Un contenitore vuoto è del resto un oggetto singolare: la sua funzione è definita da ciò che gli manca. Non rappresenta l’acqua, rappresenta l’assenza dell’acqua attraverso la presenza di ciò che dovrebbe contenerla. È un’assenza resa portatile, sollevabile, fotografabile. E soprattutto è un’assenza incontestabile: nessun contraddittorio può sostenere che quel bidone è pieno.
Prima il contenitore d’acqua ad Agrigento era stato la quartara di terracotta e la sete era la stessa. Queo contenitori potrebbero dirci molte cose sulla storia dei rapporti tra la politica e l’acqua: un regio decreto del 27 agosto 1923 sciolse il Consiglio di amministrazione del Consorzio per l’acquedotto delle Tre Sorgenti, costituito nel 1916 da sette comuni per oltre centoventicinquemila abitanti: a sette anni di distanza il progetto non era stato approvato, il malcontento era vivissimo, un comune minacciava di uscire dal consorzio. La relazione ministeriale — atto di parte, nel primo anno del governo Mussolini, e come tale va letta — individuava la causa nel disallineamento fra amministratori consortili e comunali.

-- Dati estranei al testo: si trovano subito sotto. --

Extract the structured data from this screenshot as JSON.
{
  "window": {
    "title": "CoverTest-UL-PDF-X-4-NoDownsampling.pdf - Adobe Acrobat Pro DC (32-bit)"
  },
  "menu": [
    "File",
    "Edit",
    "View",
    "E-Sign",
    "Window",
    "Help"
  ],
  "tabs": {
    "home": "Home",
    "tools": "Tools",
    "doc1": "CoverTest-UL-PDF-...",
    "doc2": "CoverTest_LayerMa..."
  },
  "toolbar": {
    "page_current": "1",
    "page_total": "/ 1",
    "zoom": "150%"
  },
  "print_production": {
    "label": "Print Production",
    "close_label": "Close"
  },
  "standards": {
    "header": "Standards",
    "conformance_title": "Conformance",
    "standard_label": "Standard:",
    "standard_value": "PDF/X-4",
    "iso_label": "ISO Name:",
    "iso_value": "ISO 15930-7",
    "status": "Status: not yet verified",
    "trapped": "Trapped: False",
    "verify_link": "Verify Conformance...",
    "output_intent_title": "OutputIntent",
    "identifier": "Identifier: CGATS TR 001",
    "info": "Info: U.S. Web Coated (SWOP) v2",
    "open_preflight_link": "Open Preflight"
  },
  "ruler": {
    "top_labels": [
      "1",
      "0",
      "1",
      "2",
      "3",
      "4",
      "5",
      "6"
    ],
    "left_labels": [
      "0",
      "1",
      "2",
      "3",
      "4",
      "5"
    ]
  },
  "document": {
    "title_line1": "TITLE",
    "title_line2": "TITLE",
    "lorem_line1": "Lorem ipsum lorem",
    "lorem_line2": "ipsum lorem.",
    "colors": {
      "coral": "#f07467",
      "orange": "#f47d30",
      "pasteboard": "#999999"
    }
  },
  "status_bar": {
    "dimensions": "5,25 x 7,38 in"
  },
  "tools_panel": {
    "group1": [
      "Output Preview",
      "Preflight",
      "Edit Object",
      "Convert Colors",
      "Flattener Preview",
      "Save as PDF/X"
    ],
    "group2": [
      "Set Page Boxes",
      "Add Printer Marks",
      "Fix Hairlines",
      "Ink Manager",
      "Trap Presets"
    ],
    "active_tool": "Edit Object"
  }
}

Intorno al 1950 il «Giornale di Sicilia» titolava che entro tre anni si sarebbe risolto il dramma dell’acqua: dotazione media trenta litri al giorno, otto nuove sorgenti da captare, previsione di centoventi-centocinquanta litri. Un secondo articolo si chiedeva da che cosa derivassero, a fronte di centinaia di milioni già spesi, le periodiche interruzioni: lavori mal sorvegliati, prese abusive lungo la condotta. Potrebbe essere stato scritto ieri.
Da questo accostamento emerge una sequenza che si ripete con regolarità quasi liturgica: constatazione della privazione, soluzione tecnica risolutiva, organismo consortile, stanziamento, orizzonte triennale, rallentamento, conflitto fra livelli istituzionali, commissariamento, ripresa del ciclo con nuovi nomi. Attraversa regimi politici, assetti proprietari e tecnologie del tutto diversi. È questa sequenza, e non una singola stagione amministrativa, ciò di cui il bidoncino è il simbolo.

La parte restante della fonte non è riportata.